Messaging (WhatsApp, SMS, social): Hybrid — somewhere between chat and email. Customer expects relatively quick response but not real-time. "80% first response within 5 minutes" is a reasonable starting point. Patience varies enormously by platform and context.

Applying voice SL conventions (80/20) to email is absurd — it would require massive overstaffing. Applying email conventions ("respond within 4 hours") to voice is unacceptable. Each channel needs its own target derived from channel-specific patience data and customer expectations.

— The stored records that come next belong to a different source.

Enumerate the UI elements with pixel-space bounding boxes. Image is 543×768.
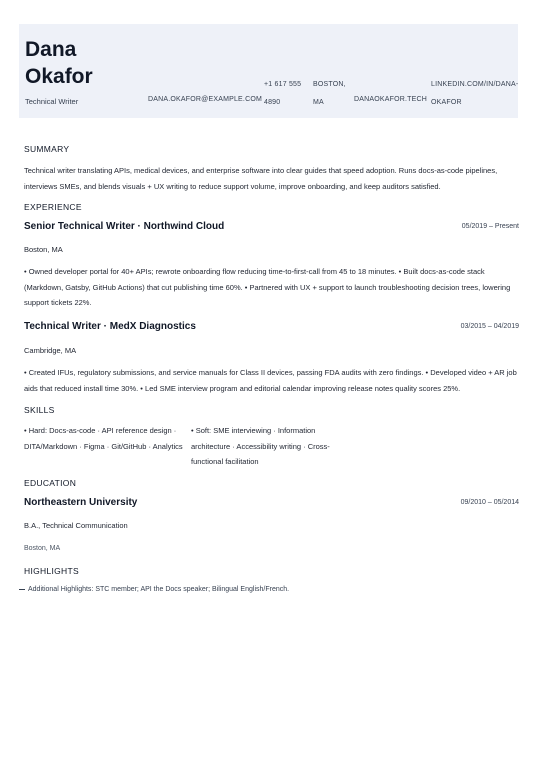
job-1-dates: 05/2019 – Present — [461, 223, 519, 230]
job-2-title: Technical Writer · MedX Diagnostics — [24, 321, 196, 332]
contact-website[interactable]: DANAOKAFOR.TECH — [354, 96, 428, 103]
last-name: Okafor — [25, 65, 93, 88]
summary-text: Technical writer translating APIs, medical devices, and enterprise software into clear guides that speed adoption. Runs docs-as-code pipelines, interviews SMEs, and blends visuals + UX writing to reduce support volume, improve onboarding, and keep auditors satisfied. — [24, 166, 498, 191]
job-2-bullets: • Created IFUs, regulatory submissions, and service manuals for Class II devices, passing FDA audits with zero findings. • Developed video + AR job aids that reduced install time 30%. • Led SME interview program and editorial calendar improving release notes quality scores 25%. — [24, 368, 517, 393]
education-school: Northeastern University — [24, 497, 138, 508]
education-heading: EDUCATION — [24, 478, 77, 488]
contact-linkedin[interactable]: LINKEDIN.COM/IN/DANA-OKAFOR — [431, 81, 519, 106]
contact-phone: +1 617 555 4890 — [264, 81, 302, 106]
dash-icon — [19, 589, 25, 590]
job-1-location: Boston, MA — [24, 245, 63, 254]
skills-hard: • Hard: Docs-as-code · API reference design · DITA/Markdown · Figma · Git/GitHub · Analytics — [24, 426, 183, 451]
highlights-heading: HIGHLIGHTS — [24, 566, 79, 576]
summary-heading: SUMMARY — [24, 144, 70, 154]
job-1-bullets: • Owned developer portal for 40+ APIs; rewrote onboarding flow reducing time-to-first-call from 45 to 18 minutes. • Built docs-as-code stack (Markdown, Gatsby, GitHub Actions) that cut publishing time 60%. • Partnered with UX + support to launch troubleshooting decision trees, lowering support tickets 22%. — [24, 267, 511, 307]
skills-heading: SKILLS — [24, 405, 55, 415]
job-title: Technical Writer — [25, 97, 79, 106]
job-2-location: Cambridge, MA — [24, 346, 77, 355]
candidate-name — [25, 36, 93, 90]
experience-heading: EXPERIENCE — [24, 202, 82, 212]
job-1-title: Senior Technical Writer · Northwind Cloud — [24, 221, 225, 232]
job-2-dates: 03/2015 – 04/2019 — [460, 323, 519, 330]
resume-header — [19, 24, 518, 118]
education-dates: 09/2010 – 05/2014 — [460, 499, 519, 506]
contact-location: BOSTON, MA — [313, 81, 346, 106]
education-location: Boston, MA — [24, 545, 61, 552]
contact-email[interactable]: DANA.OKAFOR@EXAMPLE.COM — [148, 96, 263, 103]
first-name: Dana — [25, 38, 77, 61]
highlights-line — [19, 586, 289, 593]
education-degree: B.A., Technical Communication — [24, 521, 128, 530]
skills-soft: • Soft: SME interviewing · Information architecture · Accessibility writing · Cross-functional facilitation — [191, 426, 330, 466]
highlights-text: Additional Highlights: STC member; API the Docs speaker; Bilingual English/French. — [28, 586, 290, 593]
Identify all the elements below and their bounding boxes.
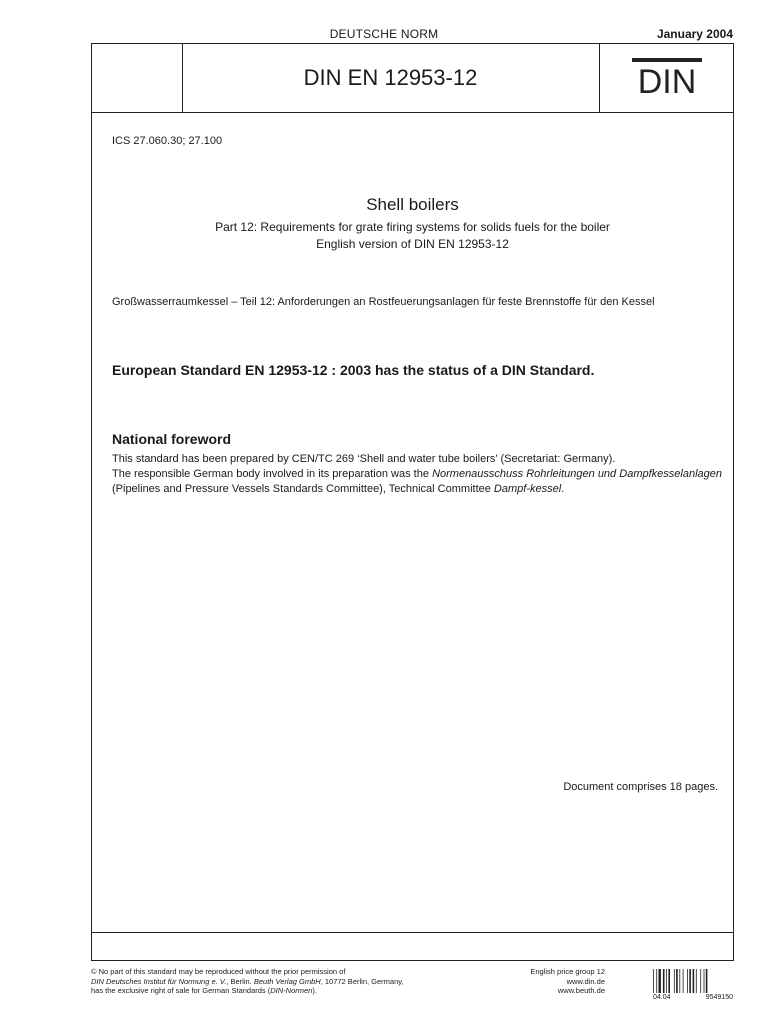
publisher-name: DIN Deutsches Institut für Normung e. V. xyxy=(91,976,227,986)
bottom-divider xyxy=(92,932,733,933)
barcode-bar xyxy=(659,969,661,993)
din-url-link[interactable]: www.din.de xyxy=(566,976,605,986)
barcode-bar xyxy=(676,969,678,993)
title-row xyxy=(92,44,733,113)
din-logo-cell xyxy=(599,44,733,112)
barcode-bar xyxy=(696,969,697,993)
barcode-bar xyxy=(693,969,695,993)
status-statement: European Standard EN 12953-12 : 2003 has the status of a DIN Standard. xyxy=(112,362,595,378)
ics-code: ICS 27.060.30; 27.100 xyxy=(112,135,223,147)
barcode-bar xyxy=(704,969,705,993)
foreword-line-2-mid: (Pipelines and Pressure Vessels Standards Committee), Technical Committee xyxy=(112,483,494,495)
barcode-icon xyxy=(653,969,733,993)
document-title: Shell boilers xyxy=(366,195,459,214)
barcode-date: 04.04 xyxy=(653,994,671,1001)
barcode-bar xyxy=(653,969,654,993)
foreword-line-2-start: The responsible German body involved in its preparation was the xyxy=(112,468,433,480)
committee-name: Normenausschuss Rohrleitungen und Dampfkesselanlagen xyxy=(432,468,722,480)
beuth-address: , 10772 Berlin, Germany, xyxy=(320,976,404,986)
foreword-heading: National foreword xyxy=(112,431,232,447)
price-and-links xyxy=(470,967,605,996)
german-title: Großwasserraumkessel – Teil 12: Anforderungen an Rostfeuerungsanlagen für feste Brennstoffe für den Kessel xyxy=(112,296,655,308)
part-title: Part 12: Requirements for grate firing systems for solids fuels for the boiler xyxy=(215,220,610,234)
barcode-number: 9549150 xyxy=(705,994,733,1001)
exclusive-rights-end: ). xyxy=(312,986,317,995)
title-row-left-cell xyxy=(92,44,183,112)
din-normen: DIN-Normen xyxy=(270,986,313,995)
barcode-bar xyxy=(666,969,667,993)
copyright-line-2 xyxy=(91,977,471,987)
standard-number: DIN EN 12953-12 xyxy=(182,44,600,112)
barcode-bar xyxy=(687,969,688,993)
beuth-name: Beuth Verlag GmbH xyxy=(253,976,321,986)
price-group: English price group 12 xyxy=(530,967,605,976)
copyright-line-3 xyxy=(91,986,471,996)
publisher-city: , Berlin. xyxy=(226,976,254,986)
barcode-bar xyxy=(689,969,691,993)
barcode-bar xyxy=(656,969,657,993)
barcode-bar xyxy=(700,969,701,993)
copyright-notice xyxy=(91,967,471,996)
din-logo-icon xyxy=(632,58,702,96)
technical-committee: Dampf-kessel xyxy=(493,483,562,495)
publication-date: January 2004 xyxy=(656,27,733,41)
barcode-bar xyxy=(679,969,680,993)
foreword-body xyxy=(112,452,722,497)
din-logo-text: DIN xyxy=(637,63,697,96)
norm-label: DEUTSCHE NORM xyxy=(329,27,439,41)
page-count: Document comprises 18 pages. xyxy=(563,781,718,793)
document-frame xyxy=(91,43,734,961)
barcode-bar xyxy=(706,969,708,993)
foreword-line-1: This standard has been prepared by CEN/TC 269 ‘Shell and water tube boilers’ (Secretariat: Germany). xyxy=(112,453,616,465)
barcode-bar xyxy=(663,969,665,993)
copyright-line-1: © No part of this standard may be reproduced without the prior permission of xyxy=(91,967,346,976)
barcode-bar xyxy=(683,969,684,993)
subtitle-block xyxy=(92,219,733,253)
foreword-line-2-end: . xyxy=(561,483,565,495)
foreword-line-2 xyxy=(112,467,722,497)
version-note: English version of DIN EN 12953-12 xyxy=(316,237,509,251)
exclusive-rights-start: has the exclusive right of sale for German Standards ( xyxy=(91,986,271,995)
barcode-bar xyxy=(668,969,670,993)
barcode-bar xyxy=(674,969,675,993)
beuth-url-link[interactable]: www.beuth.de xyxy=(557,986,605,995)
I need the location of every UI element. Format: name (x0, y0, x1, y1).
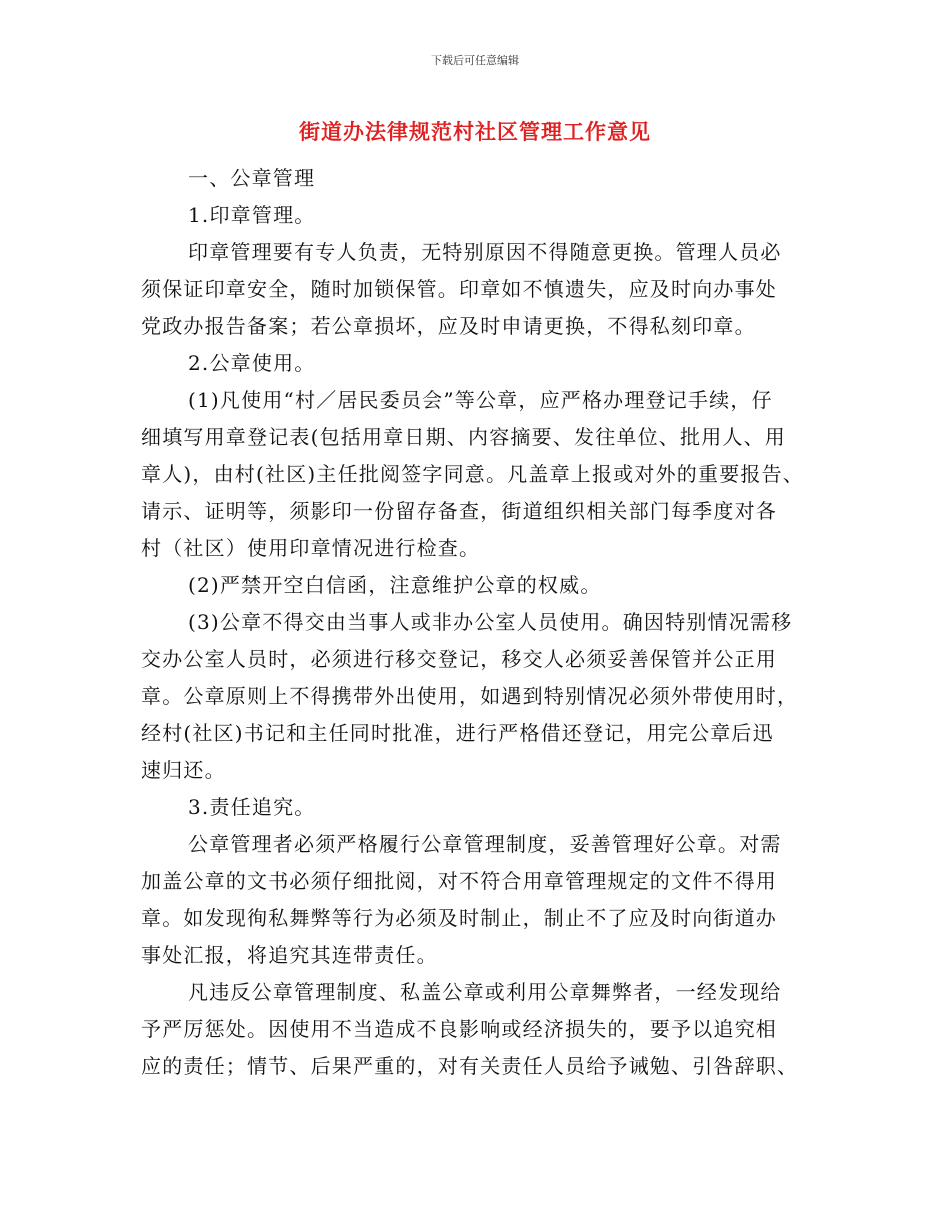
paragraph-line: 细填写用章登记表(包括用章日期、内容摘要、发往单位、批用人、用 (141, 425, 787, 449)
paragraph-line: 加盖公章的文书必须仔细批阅，对不符合用章管理规定的文件不得用 (141, 869, 777, 893)
paragraph-line: 须保证印章安全，随时加锁保管。印章如不慎遗失，应及时向办事处 (141, 277, 777, 301)
paragraph-line: 速归还。 (141, 758, 226, 782)
paragraph-line: 应的责任；情节、后果严重的，对有关责任人员给予诫勉、引咎辞职、 (141, 1054, 799, 1078)
document-title: 街道办法律规范村社区管理工作意见 (299, 119, 651, 144)
paragraph-line: 章。如发现徇私舞弊等行为必须及时制止，制止不了应及时向街道办 (141, 906, 777, 930)
paragraph-line: (2)严禁开空白信函，注意维护公章的权威。 (188, 573, 602, 597)
paragraph-line: (1)凡使用“村／居民委员会”等公章，应严格办理登记手续，仔 (188, 388, 773, 412)
subsection-heading: 2.公章使用。 (188, 351, 316, 375)
paragraph-line: 印章管理要有专人负责，无特别原因不得随意更换。管理人员必 (188, 240, 782, 264)
paragraph-line: 经村(社区)书记和主任同时批准，进行严格借还登记，用完公章后迅 (141, 721, 774, 745)
subsection-heading: 1.印章管理。 (188, 203, 316, 227)
paragraph-line: 予严厉惩处。因使用不当造成不良影响或经济损失的，要予以追究相 (141, 1017, 777, 1041)
page-header: 下载后可任意编辑 (431, 54, 519, 67)
paragraph-line: 请示、证明等，须影印一份留存备查，街道组织相关部门每季度对各 (141, 499, 777, 523)
paragraph-line: (3)公章不得交由当事人或非办公室人员使用。确因特别情况需移 (188, 610, 793, 634)
paragraph-line: 党政办报告备案；若公章损坏，应及时申请更换，不得私刻印章。 (141, 314, 756, 338)
paragraph-line: 事处汇报，将追究其连带责任。 (141, 943, 438, 967)
paragraph-line: 公章管理者必须严格履行公章管理制度，妥善管理好公章。对需 (188, 832, 782, 856)
section-heading: 一、公章管理 (188, 166, 316, 190)
paragraph-line: 凡违反公章管理制度、私盖公章或利用公章舞弊者，一经发现给 (188, 980, 782, 1004)
paragraph-line: 村（社区）使用印章情况进行检查。 (141, 536, 481, 560)
subsection-heading: 3.责任追究。 (188, 795, 316, 819)
paragraph-line: 章。公章原则上不得携带外出使用，如遇到特别情况必须外带使用时， (141, 684, 799, 708)
paragraph-line: 章人)，由村(社区)主任批阅签字同意。凡盖章上报或对外的重要报告、 (141, 462, 805, 486)
paragraph-line: 交办公室人员时，必须进行移交登记，移交人必须妥善保管并公正用 (141, 647, 777, 671)
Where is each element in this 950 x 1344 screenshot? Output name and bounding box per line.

How to Implement Economic SL Target Selection

Step-by-step:

  1. Gather your inputs: offered volume, AHT, and mean caller patience per queue (from ACD data). Customer CLV per queue/segment. Revenue per contact. Loaded agent cost.
  2. Build the staffing cost curve: Use Erlang C or Erlang-A to calculate required agents at each SL from 60/20 to 99/20 (or your relevant threshold). Multiply by loaded cost.
  3. Build the customer loss curve: At each SL, calculate abandonment (from Erlang-A). Estimate non-callback rate and revenue loss. Estimate churn probability and CLV impact. Sum to total customer loss cost.
  4. Add the curves: Find the minimum of total cost. That's your economically optimal SL.
  5. Apply constraints: Regulatory minimums, competitive benchmarks, brand positioning. The target is max(economic optimum, constraint floor).
  6. Differentiate by queue: Run the optimization separately for each queue or queue group. High-value queues will have aggressive targets; low-value queues will have relaxed targets.
  7. Review annually: CLV changes, competitive dynamics shift, channel preferences evolve. The optimal target is not static.

Maturity Model Position

  • Level 1 — Initial (Emerging Operations). SL target inherited or arbitrary. "80/20 because that's what everyone uses." No economic analysis of the target. Same target applied to all queues.
  • Level 2 — Foundational (Traditional WFM Excellence). 80/20 understood as convention. WFM can explain why 80/20 is harder to achieve than 80/30. Some discussion of whether the target is appropriate. All queues still at same SL.
  • Level 3 — Progressive (Breaking the Monolith). SL targets differentiated by queue based on customer value. Economic analysis performed — staffing cost vs customer loss cost — even if simplified. Finance and WFM share a framework for discussing SL trade-offs. Channel-specific targets in place.
  • Level 4 — Advanced (The Ecosystem Emerges). Full economic optimization with Erlang-A, empirical patience data, and CLV integration. SL targets reviewed quarterly. The Value-Based Planning Model drives differentiation. Simulation validates the Erlang-based optimization for complex queues.
  • Level 5 — Pioneering (Enterprise-Wide Intelligence). SL targets adjust dynamically based on real-time demand, staffing availability, and customer-segment value. The economic optimization runs continuously. Channel-agnostic "customer wait tolerance" models replace fixed SL thresholds.